Another new aspect to their pirate gameplay is called Pirate Powers. These are elements that are a bit less dexterous than Buccaneering, but are essentially a set of new abilities for a wide array of characters. One such feature will be used when accessing the newly expanded water areas of the game. Characters will now have to worry about maintaining their breath when searching sunken ships in underwater segments. Objects from the environment will prolong this experience, but undead characters will obviously be unaffected.

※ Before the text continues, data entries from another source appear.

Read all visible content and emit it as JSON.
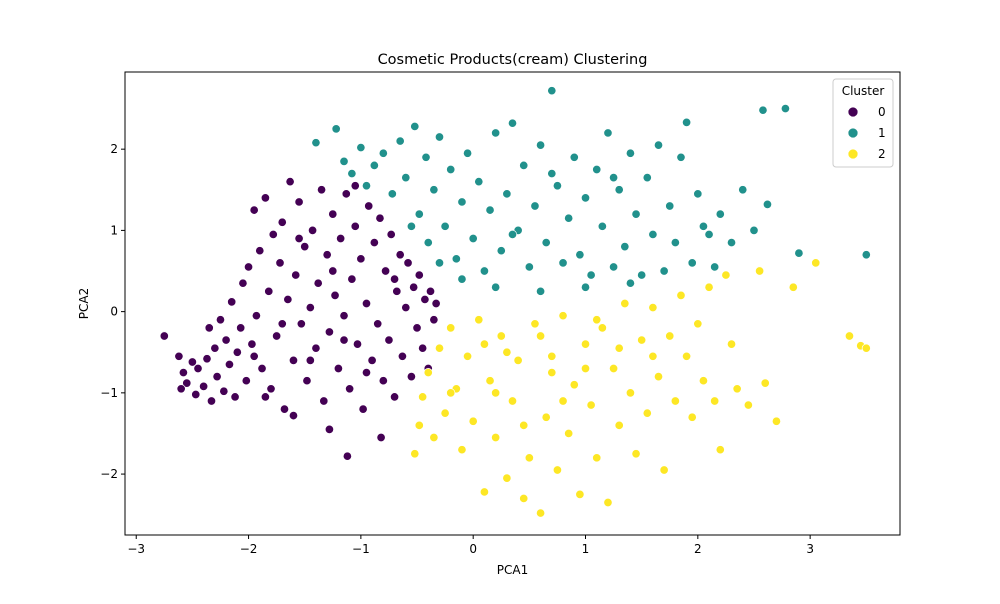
{
  "chart_data": {
    "type": "scatter",
    "title": "Cosmetic Products(cream) Clustering",
    "xlabel": "PCA1",
    "ylabel": "PCA2",
    "xlim": [
      -3.1,
      3.8
    ],
    "ylim": [
      -2.75,
      2.95
    ],
    "x_ticks": [
      -3,
      -2,
      -1,
      0,
      1,
      2,
      3
    ],
    "y_ticks": [
      -2,
      -1,
      0,
      1,
      2
    ],
    "x_tick_labels": [
      "−3",
      "−2",
      "−1",
      "0",
      "1",
      "2",
      "3"
    ],
    "y_tick_labels": [
      "−2",
      "−1",
      "0",
      "1",
      "2"
    ],
    "grid": false,
    "legend": {
      "title": "Cluster",
      "placement": "top-right"
    },
    "series": [
      {
        "name": "0",
        "color": "#440154",
        "points": [
          [
            -2.75,
            -0.3
          ],
          [
            -2.62,
            -0.55
          ],
          [
            -2.58,
            -0.75
          ],
          [
            -2.55,
            -0.88
          ],
          [
            -2.5,
            -0.62
          ],
          [
            -2.47,
            -1.02
          ],
          [
            -2.45,
            -0.7
          ],
          [
            -2.4,
            -0.92
          ],
          [
            -2.37,
            -0.58
          ],
          [
            -2.33,
            -1.1
          ],
          [
            -2.3,
            -0.45
          ],
          [
            -2.28,
            -0.8
          ],
          [
            -2.25,
            -0.1
          ],
          [
            -2.22,
            -0.98
          ],
          [
            -2.2,
            -0.35
          ],
          [
            -2.17,
            -0.65
          ],
          [
            -2.15,
            0.12
          ],
          [
            -2.12,
            -1.05
          ],
          [
            -2.1,
            -0.5
          ],
          [
            -2.07,
            -0.2
          ],
          [
            -2.05,
            0.35
          ],
          [
            -2.02,
            -0.85
          ],
          [
            -2.0,
            0.55
          ],
          [
            -1.97,
            -0.4
          ],
          [
            -1.95,
            1.25
          ],
          [
            -1.93,
            -0.05
          ],
          [
            -1.9,
            0.75
          ],
          [
            -1.88,
            -0.7
          ],
          [
            -1.85,
            1.4
          ],
          [
            -1.82,
            0.25
          ],
          [
            -1.8,
            -0.95
          ],
          [
            -1.78,
            0.95
          ],
          [
            -1.75,
            -0.3
          ],
          [
            -1.72,
            0.6
          ],
          [
            -1.7,
            1.1
          ],
          [
            -1.68,
            -1.2
          ],
          [
            -1.65,
            0.15
          ],
          [
            -1.63,
            1.6
          ],
          [
            -1.6,
            -0.6
          ],
          [
            -1.58,
            0.45
          ],
          [
            -1.55,
            1.35
          ],
          [
            -1.53,
            -0.15
          ],
          [
            -1.5,
            0.8
          ],
          [
            -1.48,
            -0.85
          ],
          [
            -1.45,
            0.05
          ],
          [
            -1.43,
            1.0
          ],
          [
            -1.4,
            -0.45
          ],
          [
            -1.38,
            0.35
          ],
          [
            -1.35,
            1.5
          ],
          [
            -1.33,
            -1.1
          ],
          [
            -1.3,
            0.7
          ],
          [
            -1.28,
            -0.25
          ],
          [
            -1.25,
            1.2
          ],
          [
            -1.23,
            0.2
          ],
          [
            -1.2,
            -0.7
          ],
          [
            -1.18,
            0.9
          ],
          [
            -1.15,
            -0.05
          ],
          [
            -1.13,
            1.45
          ],
          [
            -1.1,
            -0.95
          ],
          [
            -1.08,
            0.4
          ],
          [
            -1.05,
            1.05
          ],
          [
            -1.03,
            -0.4
          ],
          [
            -1.0,
            0.65
          ],
          [
            -0.98,
            -1.2
          ],
          [
            -0.95,
            0.1
          ],
          [
            -0.93,
            1.3
          ],
          [
            -0.9,
            -0.6
          ],
          [
            -0.88,
            0.85
          ],
          [
            -0.85,
            -0.15
          ],
          [
            -0.83,
            1.15
          ],
          [
            -0.8,
            -0.85
          ],
          [
            -0.78,
            0.5
          ],
          [
            -0.75,
            -0.35
          ],
          [
            -0.73,
            0.95
          ],
          [
            -0.7,
            -1.05
          ],
          [
            -0.68,
            0.25
          ],
          [
            -0.65,
            0.7
          ],
          [
            -0.63,
            -0.55
          ],
          [
            -0.6,
            0.05
          ],
          [
            -0.58,
            0.6
          ],
          [
            -0.55,
            -0.8
          ],
          [
            -0.53,
            0.3
          ],
          [
            -0.5,
            -0.2
          ],
          [
            -0.48,
            0.45
          ],
          [
            -0.45,
            -0.45
          ],
          [
            -0.43,
            0.15
          ],
          [
            -0.4,
            -0.7
          ],
          [
            -0.38,
            0.25
          ],
          [
            -0.35,
            -0.1
          ],
          [
            -0.33,
            0.1
          ],
          [
            -1.28,
            -1.45
          ],
          [
            -1.12,
            -1.78
          ],
          [
            -1.6,
            -1.28
          ],
          [
            -0.82,
            -1.55
          ],
          [
            -2.6,
            -0.95
          ],
          [
            -2.35,
            -0.2
          ],
          [
            -1.95,
            -0.55
          ],
          [
            -1.7,
            -0.15
          ],
          [
            -1.45,
            -0.6
          ],
          [
            -1.15,
            -0.35
          ],
          [
            -0.95,
            -0.75
          ],
          [
            -1.25,
            0.5
          ],
          [
            -1.55,
            0.9
          ],
          [
            -0.7,
            0.4
          ],
          [
            -1.85,
            -1.05
          ],
          [
            -1.05,
            1.55
          ]
        ]
      },
      {
        "name": "1",
        "color": "#21918c",
        "points": [
          [
            -1.4,
            2.08
          ],
          [
            -1.22,
            2.25
          ],
          [
            -1.15,
            1.85
          ],
          [
            -1.08,
            1.7
          ],
          [
            -1.0,
            2.02
          ],
          [
            -0.95,
            1.55
          ],
          [
            -0.88,
            1.8
          ],
          [
            -0.8,
            1.95
          ],
          [
            -0.72,
            1.45
          ],
          [
            -0.65,
            2.1
          ],
          [
            -0.6,
            1.65
          ],
          [
            -0.52,
            2.28
          ],
          [
            -0.48,
            1.2
          ],
          [
            -0.42,
            1.9
          ],
          [
            -0.35,
            1.5
          ],
          [
            -0.3,
            2.15
          ],
          [
            -0.25,
            1.05
          ],
          [
            -0.2,
            1.75
          ],
          [
            -0.15,
            0.65
          ],
          [
            -0.1,
            1.35
          ],
          [
            -0.05,
            1.95
          ],
          [
            0.0,
            0.9
          ],
          [
            0.05,
            1.6
          ],
          [
            0.1,
            0.5
          ],
          [
            0.15,
            1.25
          ],
          [
            0.2,
            2.2
          ],
          [
            0.25,
            0.75
          ],
          [
            0.3,
            1.45
          ],
          [
            0.35,
            2.32
          ],
          [
            0.4,
            1.0
          ],
          [
            0.45,
            1.8
          ],
          [
            0.5,
            0.55
          ],
          [
            0.55,
            1.3
          ],
          [
            0.6,
            2.05
          ],
          [
            0.65,
            0.85
          ],
          [
            0.7,
            2.72
          ],
          [
            0.75,
            1.55
          ],
          [
            0.8,
            0.6
          ],
          [
            0.85,
            1.15
          ],
          [
            0.9,
            1.9
          ],
          [
            0.95,
            0.7
          ],
          [
            1.0,
            1.4
          ],
          [
            1.05,
            0.45
          ],
          [
            1.1,
            1.75
          ],
          [
            1.15,
            1.05
          ],
          [
            1.2,
            2.2
          ],
          [
            1.25,
            0.55
          ],
          [
            1.3,
            1.5
          ],
          [
            1.35,
            0.8
          ],
          [
            1.4,
            1.95
          ],
          [
            1.45,
            1.2
          ],
          [
            1.5,
            0.45
          ],
          [
            1.55,
            1.65
          ],
          [
            1.6,
            0.95
          ],
          [
            1.65,
            2.05
          ],
          [
            1.7,
            0.5
          ],
          [
            1.75,
            1.3
          ],
          [
            1.8,
            0.85
          ],
          [
            1.85,
            1.9
          ],
          [
            1.9,
            2.33
          ],
          [
            1.95,
            0.6
          ],
          [
            2.0,
            1.45
          ],
          [
            2.05,
            1.05
          ],
          [
            2.1,
            0.95
          ],
          [
            2.15,
            0.55
          ],
          [
            2.2,
            1.2
          ],
          [
            2.3,
            0.85
          ],
          [
            2.4,
            1.5
          ],
          [
            2.5,
            1.0
          ],
          [
            2.58,
            2.48
          ],
          [
            2.62,
            1.32
          ],
          [
            2.78,
            2.5
          ],
          [
            2.9,
            0.72
          ],
          [
            3.5,
            0.7
          ],
          [
            -0.4,
            0.85
          ],
          [
            -0.3,
            0.6
          ],
          [
            0.2,
            0.3
          ],
          [
            0.6,
            0.25
          ],
          [
            1.0,
            0.3
          ],
          [
            1.4,
            0.35
          ],
          [
            -0.1,
            0.4
          ],
          [
            0.35,
            0.95
          ],
          [
            1.25,
            1.65
          ],
          [
            0.7,
            1.7
          ],
          [
            -0.55,
            1.05
          ]
        ]
      },
      {
        "name": "2",
        "color": "#fde725",
        "points": [
          [
            -0.52,
            -1.75
          ],
          [
            -0.48,
            -1.4
          ],
          [
            -0.45,
            -1.05
          ],
          [
            -0.4,
            -0.75
          ],
          [
            -0.35,
            -1.55
          ],
          [
            -0.3,
            -0.45
          ],
          [
            -0.25,
            -1.25
          ],
          [
            -0.2,
            -0.2
          ],
          [
            -0.15,
            -0.95
          ],
          [
            -0.1,
            -1.7
          ],
          [
            -0.05,
            -0.55
          ],
          [
            0.0,
            -1.35
          ],
          [
            0.05,
            -0.1
          ],
          [
            0.1,
            -2.22
          ],
          [
            0.15,
            -0.85
          ],
          [
            0.2,
            -1.55
          ],
          [
            0.25,
            -0.3
          ],
          [
            0.3,
            -2.05
          ],
          [
            0.35,
            -1.1
          ],
          [
            0.4,
            -0.6
          ],
          [
            0.45,
            -2.3
          ],
          [
            0.5,
            -1.8
          ],
          [
            0.55,
            -0.15
          ],
          [
            0.6,
            -2.48
          ],
          [
            0.65,
            -1.3
          ],
          [
            0.7,
            -0.75
          ],
          [
            0.75,
            -1.95
          ],
          [
            0.8,
            -0.05
          ],
          [
            0.85,
            -1.5
          ],
          [
            0.9,
            -0.9
          ],
          [
            0.95,
            -2.25
          ],
          [
            1.0,
            -0.4
          ],
          [
            1.05,
            -1.15
          ],
          [
            1.1,
            -1.8
          ],
          [
            1.15,
            -0.2
          ],
          [
            1.2,
            -2.35
          ],
          [
            1.25,
            -0.7
          ],
          [
            1.3,
            -1.4
          ],
          [
            1.35,
            0.1
          ],
          [
            1.4,
            -1.0
          ],
          [
            1.45,
            -1.75
          ],
          [
            1.5,
            -0.35
          ],
          [
            1.55,
            -1.25
          ],
          [
            1.6,
            0.05
          ],
          [
            1.65,
            -0.8
          ],
          [
            1.7,
            -1.95
          ],
          [
            1.75,
            -0.3
          ],
          [
            1.8,
            -1.1
          ],
          [
            1.85,
            0.2
          ],
          [
            1.9,
            -0.55
          ],
          [
            1.95,
            -1.3
          ],
          [
            2.0,
            -0.15
          ],
          [
            2.05,
            -0.85
          ],
          [
            2.1,
            0.3
          ],
          [
            2.15,
            -1.1
          ],
          [
            2.2,
            -1.7
          ],
          [
            2.25,
            0.45
          ],
          [
            2.3,
            -0.4
          ],
          [
            2.35,
            -0.95
          ],
          [
            2.45,
            -1.15
          ],
          [
            2.55,
            0.5
          ],
          [
            2.6,
            -0.88
          ],
          [
            2.7,
            -1.35
          ],
          [
            2.85,
            0.3
          ],
          [
            3.05,
            0.6
          ],
          [
            3.35,
            -0.3
          ],
          [
            3.45,
            -0.42
          ],
          [
            3.5,
            -0.45
          ],
          [
            0.3,
            -0.5
          ],
          [
            0.6,
            -0.3
          ],
          [
            1.0,
            -0.7
          ],
          [
            0.1,
            -0.4
          ],
          [
            -0.2,
            -1.0
          ],
          [
            0.8,
            -1.1
          ],
          [
            1.3,
            -0.45
          ],
          [
            0.45,
            -1.4
          ],
          [
            1.6,
            -0.55
          ],
          [
            0.2,
            -1.0
          ],
          [
            1.1,
            -0.1
          ],
          [
            0.7,
            -0.55
          ]
        ]
      }
    ]
  }
}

Jack Sparrow will also have a special ability to help with the progression of the game. His compass, which he finds in the film Dead Man's Chest, remains true to the mythos of the story to reveal his true heart's desire. This will grant the opportunity for players to locate additional treasures in the game or to help find the location of primary objectives. In addition to these added abilities, the developers have incorporated a new "crew" feature. This is basically a new way of swapping characters on the fly without needing to be in a close proximity, and can be done with up to a party of eight characters.
Lastly, they've also included the new element of Curses. These will primarily be featured to expand the free-play portion of the game. For example, the crew of The Flying Dutchmen will be able to access specific areas that are unreachable by normal means. This is due to their ability to become a part of particular areas within the ship, but they will also be hindered slightly because of their vulnerability to moonlight.
The main level we were shown was from the film Dead Man's Chest, and gave a great sense of how they plan to implement a bit of quirky action into the story. Jack was among the natives on the island of Pelegosto, much like in the film, and it was up to Will Turner to come to his aid. The section kicked off with the two heroes in round vine cages, apparently after Will's failed rescue attempt, as they proceeded to roll down various pathways in order to escape. They were, in essence, inside of giant hamster wheels; avoiding traps and tumbling debris, while attempting to outrun the natives. It was a quirky gameplay moment in a typical LEGO fashion, and was actually quite amusing.
The puzzles felt a bit more interesting as well. There was a moment when Jack and Will had to roll their cages inside giant turning wheels in order to move each other up to higher platforms. It seemed more complex than previous games, as there was a great deal of timing involved, in addition to an obvious need for communication between co-op partners.
Even though it was still an early build of the game, it looked promising. There was no music to accompany the gameplay, and many placeholder textures were still present. It was hard to get a general idea on the overall polish of the final product, but if their previous games are any indication, we should expect nothing less than a deeply fun and eccentric experience. LEGO Pirates of the Caribbean: The Video Game is targeting a delivery to coincide with the release of the fourth film, On Stranger Tides, which is expected this year in May 2011.